Reputation: 3713
I'm writing a small crawler for sites in English only, and doing that by opening a URL
connection. I set the encoding to utf-8
both on the request, and the InputStreamReader
but I continue to get gobbledigook for some of the requests, while others work fine.
The following code represents all the research I did and advice out there. I have also tried changing URLConnection
to HttpURLConnection
with no luck. Some of the returned strings continue to look like this:
??}?r?H????P?n?c??]?d?G?o??Xj{?x?"P$a?Qt?#&??e?a#?????lfVx)?='b?"Y(defUeefee=??????.??a8??{O??????zY?2?M???3c??@
What am I missing?
My code:
public static String getDocumentFromUrl(String urlString) throws Exception {
String wholeDocument = null;
URL url = new URL(urlString);
URLConnection conn = url.openConnection();
conn.setRequestProperty("Content-Type", "text/plain; charset=utf-8");
conn.setRequestProperty("Accept-Charset", "utf-8");
conn.setConnectTimeout(60*1000); // wait only 60 seconds for a response
conn.setReadTimeout(60*1000);
InputStreamReader isr = new InputStreamReader(conn.getInputStream(), "utf-8");
BufferedReader in = new BufferedReader(isr);
String inputLine;
while ((inputLine = in.readLine()) != null) {
wholeDocument += inputLine;
}
isr.close();
in.close();
return wholeDocument;
}
Upvotes: 1
Views: 5142
Reputation: 111359
The server is sending the document GZIP compressed. You can set the Accept-Encoding
HTTP header to make it send the document in plain text.
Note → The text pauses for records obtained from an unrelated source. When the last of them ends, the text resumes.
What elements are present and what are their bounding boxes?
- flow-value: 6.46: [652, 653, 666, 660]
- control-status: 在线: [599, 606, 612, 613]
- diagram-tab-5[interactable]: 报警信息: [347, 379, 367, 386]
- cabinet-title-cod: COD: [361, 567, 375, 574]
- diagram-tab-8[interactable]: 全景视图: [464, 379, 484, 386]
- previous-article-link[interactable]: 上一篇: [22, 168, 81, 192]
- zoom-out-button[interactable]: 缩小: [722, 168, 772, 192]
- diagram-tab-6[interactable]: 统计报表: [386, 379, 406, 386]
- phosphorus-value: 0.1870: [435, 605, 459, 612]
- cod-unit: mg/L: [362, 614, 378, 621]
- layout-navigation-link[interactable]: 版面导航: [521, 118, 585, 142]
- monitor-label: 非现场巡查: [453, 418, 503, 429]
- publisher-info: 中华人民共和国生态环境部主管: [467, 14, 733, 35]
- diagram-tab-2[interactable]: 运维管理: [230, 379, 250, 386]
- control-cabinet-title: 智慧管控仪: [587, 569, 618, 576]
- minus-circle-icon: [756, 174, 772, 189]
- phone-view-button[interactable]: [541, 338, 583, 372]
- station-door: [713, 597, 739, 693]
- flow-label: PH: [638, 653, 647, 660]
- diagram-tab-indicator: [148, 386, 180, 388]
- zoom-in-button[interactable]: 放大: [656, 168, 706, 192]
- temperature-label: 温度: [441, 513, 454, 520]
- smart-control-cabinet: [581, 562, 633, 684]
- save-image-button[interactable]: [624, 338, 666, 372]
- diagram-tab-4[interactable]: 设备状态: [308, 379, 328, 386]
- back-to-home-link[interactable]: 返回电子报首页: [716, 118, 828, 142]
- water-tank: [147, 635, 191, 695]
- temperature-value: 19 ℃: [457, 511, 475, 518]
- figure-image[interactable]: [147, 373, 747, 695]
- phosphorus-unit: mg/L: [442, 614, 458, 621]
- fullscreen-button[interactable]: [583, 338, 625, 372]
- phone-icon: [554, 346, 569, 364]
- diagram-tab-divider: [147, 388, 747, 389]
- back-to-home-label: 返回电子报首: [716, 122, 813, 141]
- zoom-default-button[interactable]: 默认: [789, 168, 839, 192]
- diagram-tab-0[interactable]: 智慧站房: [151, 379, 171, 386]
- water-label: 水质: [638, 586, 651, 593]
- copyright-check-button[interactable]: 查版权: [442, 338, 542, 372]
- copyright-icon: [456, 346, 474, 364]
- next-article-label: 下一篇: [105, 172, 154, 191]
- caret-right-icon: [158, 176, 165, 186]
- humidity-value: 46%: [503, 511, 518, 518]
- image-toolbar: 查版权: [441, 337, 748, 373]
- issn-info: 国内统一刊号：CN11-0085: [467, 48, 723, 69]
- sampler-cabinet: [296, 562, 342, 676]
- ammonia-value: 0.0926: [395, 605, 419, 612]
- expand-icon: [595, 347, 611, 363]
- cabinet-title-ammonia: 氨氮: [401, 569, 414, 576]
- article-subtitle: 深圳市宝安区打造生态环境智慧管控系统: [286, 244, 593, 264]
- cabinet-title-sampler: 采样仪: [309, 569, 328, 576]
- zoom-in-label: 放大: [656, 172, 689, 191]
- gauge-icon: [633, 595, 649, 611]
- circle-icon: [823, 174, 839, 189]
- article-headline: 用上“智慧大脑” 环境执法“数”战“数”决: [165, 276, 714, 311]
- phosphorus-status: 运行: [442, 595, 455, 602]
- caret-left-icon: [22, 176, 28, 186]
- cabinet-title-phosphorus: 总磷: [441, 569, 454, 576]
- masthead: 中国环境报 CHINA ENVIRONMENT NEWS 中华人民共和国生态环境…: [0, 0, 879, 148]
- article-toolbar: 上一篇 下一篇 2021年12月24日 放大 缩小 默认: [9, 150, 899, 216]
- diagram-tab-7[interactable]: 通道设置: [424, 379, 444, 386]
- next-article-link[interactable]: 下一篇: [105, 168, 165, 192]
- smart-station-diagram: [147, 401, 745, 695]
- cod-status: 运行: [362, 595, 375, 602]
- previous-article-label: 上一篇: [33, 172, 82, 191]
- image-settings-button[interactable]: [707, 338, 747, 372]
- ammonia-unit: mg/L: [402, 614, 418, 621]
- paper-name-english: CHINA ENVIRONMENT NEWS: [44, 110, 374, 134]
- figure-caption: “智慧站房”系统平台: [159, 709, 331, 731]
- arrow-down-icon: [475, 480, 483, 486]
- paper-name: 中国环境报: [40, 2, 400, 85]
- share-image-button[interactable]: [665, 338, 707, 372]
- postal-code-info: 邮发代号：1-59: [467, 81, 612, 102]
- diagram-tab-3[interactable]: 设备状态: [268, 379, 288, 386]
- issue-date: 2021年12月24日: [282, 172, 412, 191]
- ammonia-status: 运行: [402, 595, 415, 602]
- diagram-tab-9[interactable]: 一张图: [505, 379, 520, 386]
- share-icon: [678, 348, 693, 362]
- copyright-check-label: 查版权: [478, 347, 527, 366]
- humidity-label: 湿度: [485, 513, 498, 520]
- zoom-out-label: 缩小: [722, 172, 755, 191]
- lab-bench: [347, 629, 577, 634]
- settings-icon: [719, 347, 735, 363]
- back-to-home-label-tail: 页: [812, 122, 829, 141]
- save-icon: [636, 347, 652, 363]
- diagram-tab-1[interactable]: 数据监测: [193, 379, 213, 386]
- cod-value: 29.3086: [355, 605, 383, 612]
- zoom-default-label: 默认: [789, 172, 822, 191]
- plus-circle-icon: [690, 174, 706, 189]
conn.setRequestProperty("Accept-Encoding", "identity");
Even so, the HTTP client class handles GZIP compression for you, so you shouldn't have to worry about details like this. What seems to be going on here is that the server is buggy: it does not send the Content-Encoding
header to tell you the content is compressed. This behavior seems to depend on the User-Agent
, so that the site works in regular web browsers but breaks when used from Java. So, setting the user agent also fixes the issue:
conn.setRequestProperty("User-Agent", "Mozilla/5.0"); // for example
Upvotes: 3